Souvenirs from 4th century Egypt

 

 4th century Egyptian oil lamp  4th century Egyptian oil lamp  4th century Egyptian flask

 

Two ancient terracotta oil lamps and a small pottery flask were unexpected things to find in Marlow. They were donated by Mr & Mrs Rowe. They had been found by Mr Rowe’s father when he was a young man in the 1920s or ‘30s. Apparently, he was diving off the weir - not recommended! - when he found these three items in the river. Many years later in the 21st century the Rowes brought them into Marlow Museum, for which we are very grateful. The Museum consulted an archaeological finds expert and we were told that they all originated in the Western Mediterranean area in early Byzantine times, from the 4th to 7th centuries AD. They could be as much as 1,870 years old!


The little flask is properly called an ‘ampulla of St Menas’. These were mass produced in early Byzantine times, showing on both sides a picture of St Menas between two kneeling camels. So who was St Menas? He was born in Egypt in 285 AD to Coptic Christian parents. He became a soldier in the Roman army, but during the Roman persecution of Christians, he refused to give up his Christian faith. He was martyred in 309 AD. The kneeling camels on the ampulla refer to the story that the camel bearing his body back to Alexandria knelt down and refused to budge, indicating where the body should be buried. Even when the body was transferred to another camel it did the same. Once the shrine was built, the nearby spring had healing powers, so it became a pilgrimage site. St Menas became known as the Wonder Worker because so many people were healed after visiting his shrine at Abu Mena, near Alexandria.

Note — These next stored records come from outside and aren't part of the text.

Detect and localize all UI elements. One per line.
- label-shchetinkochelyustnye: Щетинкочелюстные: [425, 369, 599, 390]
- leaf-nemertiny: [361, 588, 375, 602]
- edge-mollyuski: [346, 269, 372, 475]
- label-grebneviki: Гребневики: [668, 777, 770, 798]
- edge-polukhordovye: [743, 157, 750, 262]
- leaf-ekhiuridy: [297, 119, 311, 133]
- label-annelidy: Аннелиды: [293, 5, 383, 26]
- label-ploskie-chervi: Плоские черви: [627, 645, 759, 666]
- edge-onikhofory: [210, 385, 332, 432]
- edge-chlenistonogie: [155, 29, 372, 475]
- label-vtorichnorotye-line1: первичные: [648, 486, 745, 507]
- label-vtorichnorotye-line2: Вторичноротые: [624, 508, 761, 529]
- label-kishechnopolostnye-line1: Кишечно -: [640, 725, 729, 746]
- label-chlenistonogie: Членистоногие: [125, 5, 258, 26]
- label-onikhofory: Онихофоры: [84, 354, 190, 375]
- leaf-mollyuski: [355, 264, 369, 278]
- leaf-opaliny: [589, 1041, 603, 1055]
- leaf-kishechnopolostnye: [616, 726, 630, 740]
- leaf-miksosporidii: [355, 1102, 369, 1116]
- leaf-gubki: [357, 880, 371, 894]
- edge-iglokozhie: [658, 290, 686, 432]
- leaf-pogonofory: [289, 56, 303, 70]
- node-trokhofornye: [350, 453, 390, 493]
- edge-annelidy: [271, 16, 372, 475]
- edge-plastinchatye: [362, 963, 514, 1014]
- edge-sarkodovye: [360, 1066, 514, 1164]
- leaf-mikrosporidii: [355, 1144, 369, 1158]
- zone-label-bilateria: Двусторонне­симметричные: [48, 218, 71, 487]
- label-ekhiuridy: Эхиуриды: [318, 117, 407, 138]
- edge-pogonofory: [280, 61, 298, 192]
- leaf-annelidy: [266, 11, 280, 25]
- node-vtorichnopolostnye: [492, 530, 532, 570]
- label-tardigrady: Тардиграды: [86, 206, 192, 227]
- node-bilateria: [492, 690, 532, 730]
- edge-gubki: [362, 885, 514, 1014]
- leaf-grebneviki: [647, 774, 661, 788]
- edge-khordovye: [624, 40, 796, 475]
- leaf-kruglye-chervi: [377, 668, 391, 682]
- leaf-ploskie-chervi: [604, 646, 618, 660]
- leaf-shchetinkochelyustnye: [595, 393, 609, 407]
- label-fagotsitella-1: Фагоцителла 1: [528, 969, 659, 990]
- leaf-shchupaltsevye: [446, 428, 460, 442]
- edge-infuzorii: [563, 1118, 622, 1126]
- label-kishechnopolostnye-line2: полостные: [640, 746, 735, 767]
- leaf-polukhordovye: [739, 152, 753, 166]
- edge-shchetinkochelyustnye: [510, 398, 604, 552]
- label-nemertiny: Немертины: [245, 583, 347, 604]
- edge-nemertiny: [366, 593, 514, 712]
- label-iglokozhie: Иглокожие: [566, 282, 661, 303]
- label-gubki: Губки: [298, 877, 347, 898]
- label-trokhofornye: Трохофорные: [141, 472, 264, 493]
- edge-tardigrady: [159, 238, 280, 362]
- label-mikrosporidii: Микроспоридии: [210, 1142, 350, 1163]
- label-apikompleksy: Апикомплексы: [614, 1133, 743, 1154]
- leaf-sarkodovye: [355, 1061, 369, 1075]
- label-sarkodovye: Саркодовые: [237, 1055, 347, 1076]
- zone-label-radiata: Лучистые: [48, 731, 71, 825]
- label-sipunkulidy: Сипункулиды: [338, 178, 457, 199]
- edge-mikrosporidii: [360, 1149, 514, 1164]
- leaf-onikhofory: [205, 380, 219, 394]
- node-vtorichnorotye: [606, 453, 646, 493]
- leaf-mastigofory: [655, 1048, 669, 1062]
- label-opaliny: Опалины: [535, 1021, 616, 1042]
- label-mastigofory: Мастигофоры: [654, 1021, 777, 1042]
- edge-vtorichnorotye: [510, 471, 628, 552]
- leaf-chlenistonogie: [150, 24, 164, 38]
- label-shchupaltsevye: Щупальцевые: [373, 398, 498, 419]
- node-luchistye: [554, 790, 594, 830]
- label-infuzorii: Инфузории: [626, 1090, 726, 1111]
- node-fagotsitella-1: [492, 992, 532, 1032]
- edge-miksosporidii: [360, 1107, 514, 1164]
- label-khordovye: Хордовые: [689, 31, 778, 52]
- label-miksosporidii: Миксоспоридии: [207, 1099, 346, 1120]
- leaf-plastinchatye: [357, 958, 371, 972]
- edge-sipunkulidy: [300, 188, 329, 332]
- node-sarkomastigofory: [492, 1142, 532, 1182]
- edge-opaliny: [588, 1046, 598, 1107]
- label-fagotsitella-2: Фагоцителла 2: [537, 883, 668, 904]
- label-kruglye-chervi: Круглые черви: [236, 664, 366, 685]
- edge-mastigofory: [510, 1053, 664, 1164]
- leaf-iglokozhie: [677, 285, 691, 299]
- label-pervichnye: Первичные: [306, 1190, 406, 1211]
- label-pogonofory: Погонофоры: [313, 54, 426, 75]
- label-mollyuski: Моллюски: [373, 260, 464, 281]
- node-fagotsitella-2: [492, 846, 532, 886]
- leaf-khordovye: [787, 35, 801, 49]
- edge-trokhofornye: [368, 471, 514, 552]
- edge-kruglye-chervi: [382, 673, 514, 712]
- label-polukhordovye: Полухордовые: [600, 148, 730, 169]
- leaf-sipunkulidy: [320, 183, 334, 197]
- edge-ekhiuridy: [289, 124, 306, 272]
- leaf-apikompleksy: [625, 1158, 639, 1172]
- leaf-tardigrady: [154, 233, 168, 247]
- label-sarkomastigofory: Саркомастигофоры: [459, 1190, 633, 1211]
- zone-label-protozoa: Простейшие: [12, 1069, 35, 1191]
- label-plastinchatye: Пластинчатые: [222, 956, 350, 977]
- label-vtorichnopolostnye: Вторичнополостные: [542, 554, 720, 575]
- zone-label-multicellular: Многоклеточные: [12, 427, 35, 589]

These ampullae have been discovered in numerous places such as in Heidelberg in Germany, Milan in Italy, Dalmatia in Yugoslavia, Marseilles in France, Dengla in Sudan, and even in Jerusalem. Now we can add Marlow in England. The oil lamps may also have come from the shrine. One of them has an ancient symbol for Christ, the Greek letters Chi Rho, the first two letters of the name Christos.